You get a reminder in the mail that “Fluffy” is due for a check-up. Ask yourself, what does this mean? Has your pet been suffering and your provider is doing a follow up to track your pets’ progress? Is your pet due for a test for a condition or for license purposes? Is it a tool to get you back to the clinic to sell you new products and services? These can all be legitimate reasons and it’s sometimes difficult to choose what to do.
You must remember that your vet or clinic is in the business of selling you the products and services they provide. Are these all needed and necessary? Well, since they sell these products and services, they think they are absolutely necessary, and their approach can resemble that of the car salesman that needs to meet their quota.
You need to define your goals and needs and then ask them to fill those parts you cannot do yourself. There are books, videos, seminars, and unlimited information available on line that can help guide you in your search.

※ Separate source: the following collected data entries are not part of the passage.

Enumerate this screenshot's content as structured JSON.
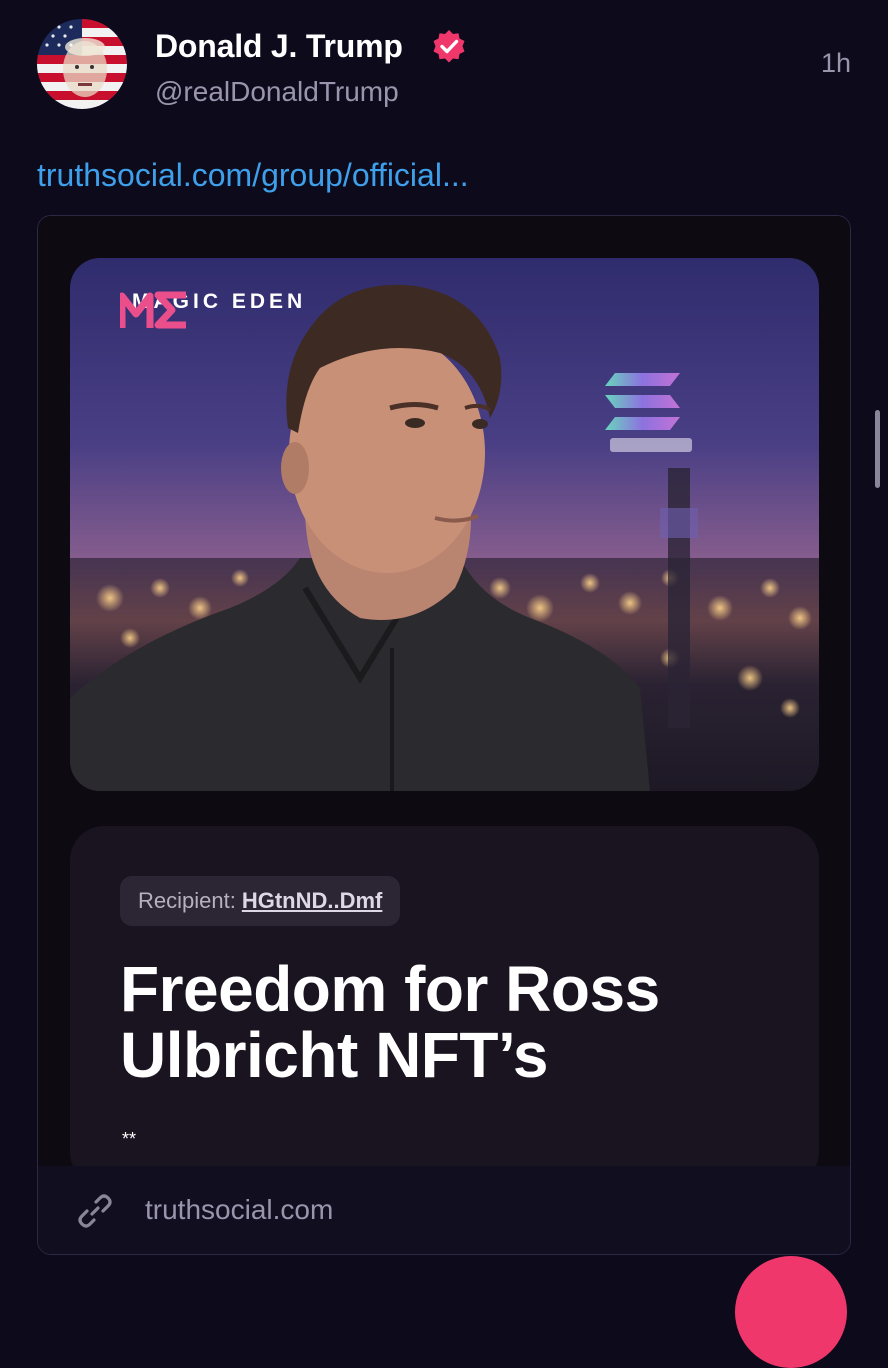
{
  "post": {
    "author": {
      "name": "Donald J. Trump",
      "handle": "@realDonaldTrump",
      "avatar_icon": "flag-portrait-avatar",
      "verified_icon": "verified-badge-icon"
    },
    "time": "1h",
    "link_text": "truthsocial.com/group/official..."
  },
  "card": {
    "brand": "MAGIC EDEN",
    "recipient_label": "Recipient:",
    "recipient_address": "HGtnND..Dmf",
    "headline": "Freedom for Ross Ulbricht NFT’s",
    "stars": "**",
    "footer_domain": "truthsocial.com",
    "footer_icon": "link-icon"
  },
  "colors": {
    "background": "#0d0a1c",
    "link": "#3ea0ea",
    "accent": "#f0376c",
    "muted": "#9a95ad"
  }
}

The more informed you are the better consumers you will be.
Let’s look at diet as an example. This is easy for me because it’s a major component of our programs but it wasn’t always so. Today we are advocates for feeding real, biologically appropriate diets, for all out pets. However, for most of my professional life, I too believed much of what the pet food representatives told me. I even worked for one and introduced hundreds of products to my customers. Then I started to realize that the claims for many of these products were to help problems that didn’t even exist years ago. Claims like “will add two years to your dog’s life”, does that compare to the food they sold me last week or on to their natural expectancy of my pet. What about “sensitive stomach diet?” What were you feeding before that caused this condition?
Same is true of vaccinations. If we have been vaccinating for any disease for many generations, shouldn’t that disease cease to exist? How do I know that my pet is really protected? Have you ever vaccinated for “kennel cough” before you board you’re your pet, only to get him back coughing? Did that vaccine perform as claimed? If it doesn’t, will your vet give you your money back and pay to correct the problem? You’d expect that of your car dealer or most retailers.
We offer guidance to all our clients but the responsibility still belongs to you! Your care providers, regardless of how compassionate or caring they appear to be, have no real vested interest in your pet. They are there to provide specialized services for you.